Cooperative Nugget
Soldiers from 14 Partnership for Peace countries and three NATO nations joined forces in August 1995 at Fort Polk, La.'s Joint Readiness Training Center for Exercise Cooperative Nugget. The sixth such exercise in NATO's Partnership for Peace program, and the first on U.S. soil, Cooperative Nugget was designed to expose the countries' soldiers to interoperability issues at the company and platoon level. The exercise was scheduled by Supreme Allied Command, Atlantic, and hosted on behalf of the United States by the U.S. Atlantic Command.
The more than 4,000 soldiers participating in the exercise came from NATO members Canada, the United States and the United Kingdom, and PFP members Albania, Bulgaria, Czech Republic, Estonia, Hungary, Kyrgyzstan, Latvia, Lithuania, Poland, Romania, Slovak Republic, Slovenia, Ukraine and Uzbekistan. Many of the participating nations want to join NATO, which requires member nations to offer assistance when deemed necessary.
Six companies were set up for the exercise. Each had four platoons, each from a different country. The companies also included coalition support teams, or CSTs, composed primarily of special forces soldiers, to assist foreign soldiers and help ease language barriers. One company was commanded by a British officer, one by a Canadian officer, and four by U.S. officers.
The exercise started off with a week of situational training exercise lanes. Throughout the week, the soldiers learned and practiced manning observation posts and checkpoints, searching for and clearing mines, searching vehicles and people for contraband, weapons and bombs, protecting dignitaries and dealing with local populations. During the week, many of the former Eastern Bloc soldiers received a healthy dose of American-style tactics and techniques. Some were overwhelmed at first, especially when familiarized with U.S. movement techniques.
The differences between U.S. and Czech tactics were minor. Basically, they have the same techniques. All the basic tactics are the same, though a few of them have different ideas about it. Everybody understands the whole concept pretty well.
The CSTs facilitated that understanding. Populated with special forces linguists and active-duty and Reserve interpreters, the teams turned a potentially significant hurdle --- communication among all of the various countries' soldiers --- into a minor stumbling block. Many of the soldiers from the various countries had some working knowledge of English as well.
In fact, the biggest problem during the exercise seemed to be the 100-plus-degree heat and high humidity, which soldiers from Baltic countries weren't used to. Some of their comrades became heat casualties, especially during the second week's free-play field training exercise.
Many of the soldiers encountered a few other things that they weren't used to during the FTX, like trying to help and protect at-times unruly locals and refugees [see sidebar] while getting shot at by snipers and injured by car bombs. Czech Capt. Petr Miller wondered whether peacekeeping is much different from combat. Peacekeeping is sometimes worse than a real combat situation because you have to handle lots of people around you. "ou are here to establish security, not only for you, but also for civilians and refugees, for everybody who is a participant in this area.

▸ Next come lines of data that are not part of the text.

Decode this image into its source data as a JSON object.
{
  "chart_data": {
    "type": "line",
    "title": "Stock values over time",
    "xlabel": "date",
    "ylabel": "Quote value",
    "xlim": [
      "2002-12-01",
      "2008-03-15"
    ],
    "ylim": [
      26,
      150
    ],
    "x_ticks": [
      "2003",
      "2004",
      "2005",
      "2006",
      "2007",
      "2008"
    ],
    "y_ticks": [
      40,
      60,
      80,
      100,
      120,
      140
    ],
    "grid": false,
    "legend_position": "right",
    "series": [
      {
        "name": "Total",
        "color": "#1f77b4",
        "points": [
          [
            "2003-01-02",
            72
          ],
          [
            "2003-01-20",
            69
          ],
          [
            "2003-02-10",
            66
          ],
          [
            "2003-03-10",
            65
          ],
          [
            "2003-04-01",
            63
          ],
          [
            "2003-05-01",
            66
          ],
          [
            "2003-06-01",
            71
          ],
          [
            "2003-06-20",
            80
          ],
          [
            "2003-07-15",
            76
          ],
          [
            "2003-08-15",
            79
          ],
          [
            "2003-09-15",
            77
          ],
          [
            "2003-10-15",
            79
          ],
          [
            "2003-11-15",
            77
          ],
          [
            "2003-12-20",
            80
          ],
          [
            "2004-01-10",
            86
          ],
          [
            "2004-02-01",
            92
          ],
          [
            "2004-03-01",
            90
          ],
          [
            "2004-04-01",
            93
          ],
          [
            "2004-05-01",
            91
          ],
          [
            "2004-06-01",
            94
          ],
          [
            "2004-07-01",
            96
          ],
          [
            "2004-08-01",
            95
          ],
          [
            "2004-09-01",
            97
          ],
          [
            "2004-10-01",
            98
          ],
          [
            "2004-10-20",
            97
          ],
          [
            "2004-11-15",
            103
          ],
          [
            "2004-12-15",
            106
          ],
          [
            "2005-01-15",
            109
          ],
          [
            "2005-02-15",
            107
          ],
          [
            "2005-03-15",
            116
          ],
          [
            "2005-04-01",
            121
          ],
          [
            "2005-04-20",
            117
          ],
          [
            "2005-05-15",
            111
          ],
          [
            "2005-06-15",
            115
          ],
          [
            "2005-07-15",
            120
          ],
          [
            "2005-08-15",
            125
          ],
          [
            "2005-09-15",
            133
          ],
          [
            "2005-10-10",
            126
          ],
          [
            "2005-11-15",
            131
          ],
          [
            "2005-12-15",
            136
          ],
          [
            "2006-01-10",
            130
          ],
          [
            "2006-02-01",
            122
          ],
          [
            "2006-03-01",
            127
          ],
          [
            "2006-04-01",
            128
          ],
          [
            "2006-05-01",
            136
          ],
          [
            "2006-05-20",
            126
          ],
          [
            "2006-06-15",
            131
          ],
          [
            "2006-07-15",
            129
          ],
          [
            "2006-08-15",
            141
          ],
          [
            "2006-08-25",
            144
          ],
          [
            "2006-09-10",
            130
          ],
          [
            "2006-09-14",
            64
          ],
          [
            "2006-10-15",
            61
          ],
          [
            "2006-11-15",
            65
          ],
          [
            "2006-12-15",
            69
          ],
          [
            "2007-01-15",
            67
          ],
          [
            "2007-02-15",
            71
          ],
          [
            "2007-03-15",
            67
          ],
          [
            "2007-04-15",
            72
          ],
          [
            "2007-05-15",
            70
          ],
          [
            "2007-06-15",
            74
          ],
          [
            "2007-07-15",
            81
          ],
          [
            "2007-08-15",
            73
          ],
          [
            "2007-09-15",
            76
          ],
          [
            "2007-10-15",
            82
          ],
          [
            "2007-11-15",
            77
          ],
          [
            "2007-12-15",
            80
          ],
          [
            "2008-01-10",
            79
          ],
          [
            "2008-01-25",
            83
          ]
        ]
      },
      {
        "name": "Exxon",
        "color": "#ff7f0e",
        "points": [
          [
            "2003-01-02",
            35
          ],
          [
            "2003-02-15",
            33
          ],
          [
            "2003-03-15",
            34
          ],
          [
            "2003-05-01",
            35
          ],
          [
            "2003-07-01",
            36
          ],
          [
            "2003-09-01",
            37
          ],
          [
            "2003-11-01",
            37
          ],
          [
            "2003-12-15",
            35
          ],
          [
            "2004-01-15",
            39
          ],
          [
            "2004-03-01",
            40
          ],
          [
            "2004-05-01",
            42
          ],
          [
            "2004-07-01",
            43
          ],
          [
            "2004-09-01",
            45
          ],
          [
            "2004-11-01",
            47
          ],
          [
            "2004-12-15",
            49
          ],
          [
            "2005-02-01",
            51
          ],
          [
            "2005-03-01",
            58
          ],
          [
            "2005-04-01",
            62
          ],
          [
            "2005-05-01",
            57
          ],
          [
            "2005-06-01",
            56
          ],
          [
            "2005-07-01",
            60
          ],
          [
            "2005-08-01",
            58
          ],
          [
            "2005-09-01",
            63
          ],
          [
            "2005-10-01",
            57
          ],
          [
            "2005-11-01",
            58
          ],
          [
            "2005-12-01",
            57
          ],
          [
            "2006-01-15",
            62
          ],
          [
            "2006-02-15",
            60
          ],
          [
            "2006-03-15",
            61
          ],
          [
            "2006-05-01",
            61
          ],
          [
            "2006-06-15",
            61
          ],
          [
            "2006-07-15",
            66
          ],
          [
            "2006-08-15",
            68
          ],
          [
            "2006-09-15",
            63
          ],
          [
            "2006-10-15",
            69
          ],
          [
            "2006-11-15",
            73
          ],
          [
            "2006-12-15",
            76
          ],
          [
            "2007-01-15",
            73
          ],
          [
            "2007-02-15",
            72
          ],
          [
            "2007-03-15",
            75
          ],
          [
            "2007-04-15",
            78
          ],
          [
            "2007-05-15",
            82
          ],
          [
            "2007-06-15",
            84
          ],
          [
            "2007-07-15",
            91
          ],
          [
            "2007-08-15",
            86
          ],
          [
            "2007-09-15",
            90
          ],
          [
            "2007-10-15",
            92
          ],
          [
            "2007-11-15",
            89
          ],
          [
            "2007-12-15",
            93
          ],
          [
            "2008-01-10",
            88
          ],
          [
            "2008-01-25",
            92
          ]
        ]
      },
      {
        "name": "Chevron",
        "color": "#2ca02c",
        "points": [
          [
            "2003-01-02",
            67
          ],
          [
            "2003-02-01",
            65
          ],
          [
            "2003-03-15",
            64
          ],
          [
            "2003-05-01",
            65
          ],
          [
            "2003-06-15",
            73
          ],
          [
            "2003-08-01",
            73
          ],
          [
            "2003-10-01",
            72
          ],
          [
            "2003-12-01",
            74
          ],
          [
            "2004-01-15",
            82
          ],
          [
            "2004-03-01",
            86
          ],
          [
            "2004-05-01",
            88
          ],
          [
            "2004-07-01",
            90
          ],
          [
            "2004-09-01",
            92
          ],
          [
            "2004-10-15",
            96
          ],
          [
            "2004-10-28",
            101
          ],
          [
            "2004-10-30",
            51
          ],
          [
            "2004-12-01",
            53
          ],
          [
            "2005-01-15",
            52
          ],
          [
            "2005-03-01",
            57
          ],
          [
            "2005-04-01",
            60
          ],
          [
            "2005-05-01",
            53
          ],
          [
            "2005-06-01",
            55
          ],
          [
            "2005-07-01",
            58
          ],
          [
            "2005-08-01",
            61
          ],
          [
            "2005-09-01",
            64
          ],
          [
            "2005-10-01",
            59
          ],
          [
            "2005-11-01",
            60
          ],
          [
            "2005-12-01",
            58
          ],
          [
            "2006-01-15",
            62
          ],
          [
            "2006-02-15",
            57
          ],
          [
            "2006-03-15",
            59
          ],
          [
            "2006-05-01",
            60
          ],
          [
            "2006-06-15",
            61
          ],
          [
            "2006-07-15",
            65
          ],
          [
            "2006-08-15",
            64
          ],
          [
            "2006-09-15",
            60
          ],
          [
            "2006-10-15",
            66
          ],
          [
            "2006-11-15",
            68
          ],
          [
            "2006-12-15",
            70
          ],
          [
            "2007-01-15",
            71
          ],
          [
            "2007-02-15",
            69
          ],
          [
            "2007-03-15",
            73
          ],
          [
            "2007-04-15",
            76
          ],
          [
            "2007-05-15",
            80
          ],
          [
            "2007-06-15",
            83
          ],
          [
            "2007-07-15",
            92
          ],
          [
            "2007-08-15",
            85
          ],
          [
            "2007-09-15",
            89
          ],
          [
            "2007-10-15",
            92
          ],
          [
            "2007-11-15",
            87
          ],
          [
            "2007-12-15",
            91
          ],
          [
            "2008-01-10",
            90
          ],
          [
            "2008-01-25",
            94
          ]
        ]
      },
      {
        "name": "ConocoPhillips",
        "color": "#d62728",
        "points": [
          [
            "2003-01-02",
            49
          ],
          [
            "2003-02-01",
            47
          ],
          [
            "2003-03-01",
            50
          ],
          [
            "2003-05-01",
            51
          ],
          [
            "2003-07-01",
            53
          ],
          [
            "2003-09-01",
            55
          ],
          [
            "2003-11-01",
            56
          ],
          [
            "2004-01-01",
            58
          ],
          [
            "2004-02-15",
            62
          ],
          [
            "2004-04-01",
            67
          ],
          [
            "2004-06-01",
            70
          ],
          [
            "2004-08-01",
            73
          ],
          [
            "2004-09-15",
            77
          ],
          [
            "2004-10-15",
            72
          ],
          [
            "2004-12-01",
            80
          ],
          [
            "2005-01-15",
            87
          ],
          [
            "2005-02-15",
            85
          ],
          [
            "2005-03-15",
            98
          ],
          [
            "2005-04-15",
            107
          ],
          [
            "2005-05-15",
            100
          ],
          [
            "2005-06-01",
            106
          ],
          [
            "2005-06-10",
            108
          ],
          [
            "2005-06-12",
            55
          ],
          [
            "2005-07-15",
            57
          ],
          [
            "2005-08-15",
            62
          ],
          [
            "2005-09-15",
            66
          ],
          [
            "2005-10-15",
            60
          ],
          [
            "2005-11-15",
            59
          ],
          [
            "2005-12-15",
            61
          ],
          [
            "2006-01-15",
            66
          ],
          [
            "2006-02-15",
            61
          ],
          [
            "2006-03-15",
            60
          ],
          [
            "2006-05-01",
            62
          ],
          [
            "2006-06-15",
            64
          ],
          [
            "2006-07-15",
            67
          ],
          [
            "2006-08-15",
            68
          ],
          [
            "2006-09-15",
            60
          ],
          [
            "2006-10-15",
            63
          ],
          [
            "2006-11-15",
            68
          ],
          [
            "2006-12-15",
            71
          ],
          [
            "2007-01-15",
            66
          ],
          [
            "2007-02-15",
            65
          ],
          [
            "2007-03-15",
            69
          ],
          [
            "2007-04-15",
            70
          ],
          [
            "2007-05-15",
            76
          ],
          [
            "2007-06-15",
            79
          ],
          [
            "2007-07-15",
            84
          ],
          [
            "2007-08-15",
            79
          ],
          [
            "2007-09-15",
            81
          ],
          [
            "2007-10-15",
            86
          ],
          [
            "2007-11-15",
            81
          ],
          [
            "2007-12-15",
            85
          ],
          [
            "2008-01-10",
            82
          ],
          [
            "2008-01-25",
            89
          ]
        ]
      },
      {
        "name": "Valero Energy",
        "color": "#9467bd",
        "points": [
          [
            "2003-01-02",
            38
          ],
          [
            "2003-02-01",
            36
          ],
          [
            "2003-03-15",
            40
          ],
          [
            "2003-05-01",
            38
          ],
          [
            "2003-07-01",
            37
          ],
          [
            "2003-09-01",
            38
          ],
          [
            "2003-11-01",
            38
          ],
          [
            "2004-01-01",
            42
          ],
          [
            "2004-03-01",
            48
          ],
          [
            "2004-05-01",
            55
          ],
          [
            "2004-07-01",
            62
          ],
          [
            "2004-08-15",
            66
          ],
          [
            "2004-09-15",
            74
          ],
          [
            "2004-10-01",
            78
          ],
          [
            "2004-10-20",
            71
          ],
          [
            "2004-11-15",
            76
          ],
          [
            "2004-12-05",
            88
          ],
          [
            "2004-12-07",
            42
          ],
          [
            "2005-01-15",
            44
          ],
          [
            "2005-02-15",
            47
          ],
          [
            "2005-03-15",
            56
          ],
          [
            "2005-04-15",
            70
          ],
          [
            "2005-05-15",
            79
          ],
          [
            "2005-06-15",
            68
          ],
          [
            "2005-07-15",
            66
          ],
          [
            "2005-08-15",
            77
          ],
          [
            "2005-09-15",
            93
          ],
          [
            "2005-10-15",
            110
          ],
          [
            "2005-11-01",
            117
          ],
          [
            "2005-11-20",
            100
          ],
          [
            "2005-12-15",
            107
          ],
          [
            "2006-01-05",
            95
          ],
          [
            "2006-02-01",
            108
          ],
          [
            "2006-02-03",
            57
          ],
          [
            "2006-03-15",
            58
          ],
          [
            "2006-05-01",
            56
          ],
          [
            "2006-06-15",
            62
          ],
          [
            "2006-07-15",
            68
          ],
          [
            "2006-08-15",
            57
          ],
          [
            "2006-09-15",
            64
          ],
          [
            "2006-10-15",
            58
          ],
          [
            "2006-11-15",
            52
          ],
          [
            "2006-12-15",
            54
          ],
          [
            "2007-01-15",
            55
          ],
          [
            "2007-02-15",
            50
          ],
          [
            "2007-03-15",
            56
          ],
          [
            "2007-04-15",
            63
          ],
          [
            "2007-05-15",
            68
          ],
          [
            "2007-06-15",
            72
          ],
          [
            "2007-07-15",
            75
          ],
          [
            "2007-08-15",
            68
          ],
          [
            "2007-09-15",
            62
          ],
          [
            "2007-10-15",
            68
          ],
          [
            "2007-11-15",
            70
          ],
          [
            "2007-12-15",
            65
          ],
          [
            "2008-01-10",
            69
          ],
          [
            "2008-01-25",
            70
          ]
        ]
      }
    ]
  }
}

A relentless guerilla force, played by Fort Polk's 509th Infantry, and hundreds of role-players did their best to cause such confusion. While the bad guys were setting off a car bomb in one location and sniping at local civilians and peacekeeping soldiers in another, refugees were storming a building that housed food and water. The soldiers learned they have to treat such incidents carefully. They were watched, not only by JRTC's observer-controllers, but also by United Nations observers, adding another piece of realism to the exercise.

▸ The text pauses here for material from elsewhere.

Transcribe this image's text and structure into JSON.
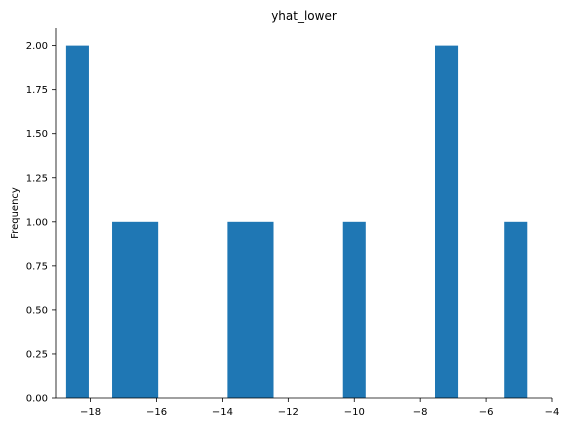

The way the scenario is set up here is very realistic. THE small island of Aragon is part Hollywood and part Bosnia-Herzegovina. Actors roam the streets, demanding food, water and safe passage while snipers slink around shooting soldiers and civilians at will. Car bombs explode at the most inopportune times. NATO and Partnership for Peace soldiers traveled to Aragon, the fictional island at Fort Polk, La.'s Joint Readiness Training Center, to learn about keeping the peace in a war-torn country.

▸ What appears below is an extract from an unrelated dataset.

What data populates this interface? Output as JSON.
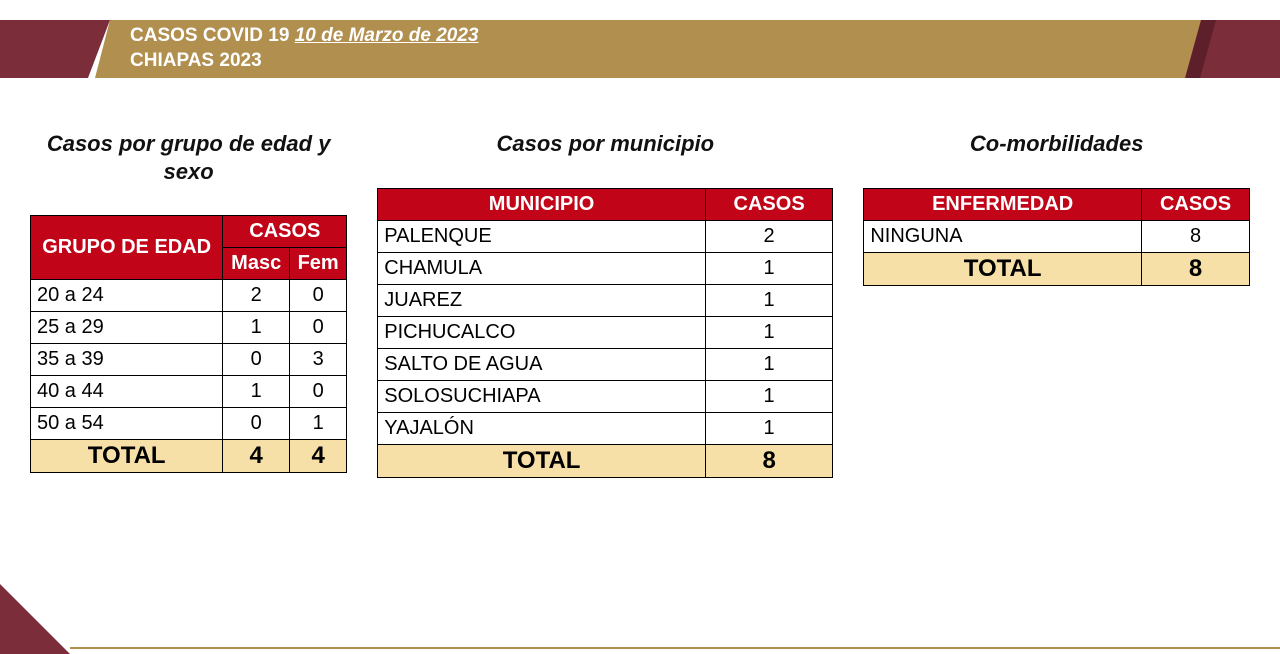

The role-players who inhabit Aragon make the training as realistic as possible. They can be helpful, mean, innocent or downright devilish. Sometimes their demeanor depends on the part they're told to play. Sometimes, it depends on how they are treated by the soldiers involved in the exercise.
The role-players are a mix of civilians hired by contractor BDM Corp., and soldiers from Fort Polk on special duty. The civilians pull eight-to-12-hour shifts, and the soldiers stay in the maneuver box at all times during the exercise. The role-players are briefed on what they can and can't do in conjunction with their roles. They are told that they must stay in character at all times. They also learn about the island's geography, as well as its history, which dates back to 1499 when it was discovered by Columbus. A few of the contract role-players are married to soldiers in real life.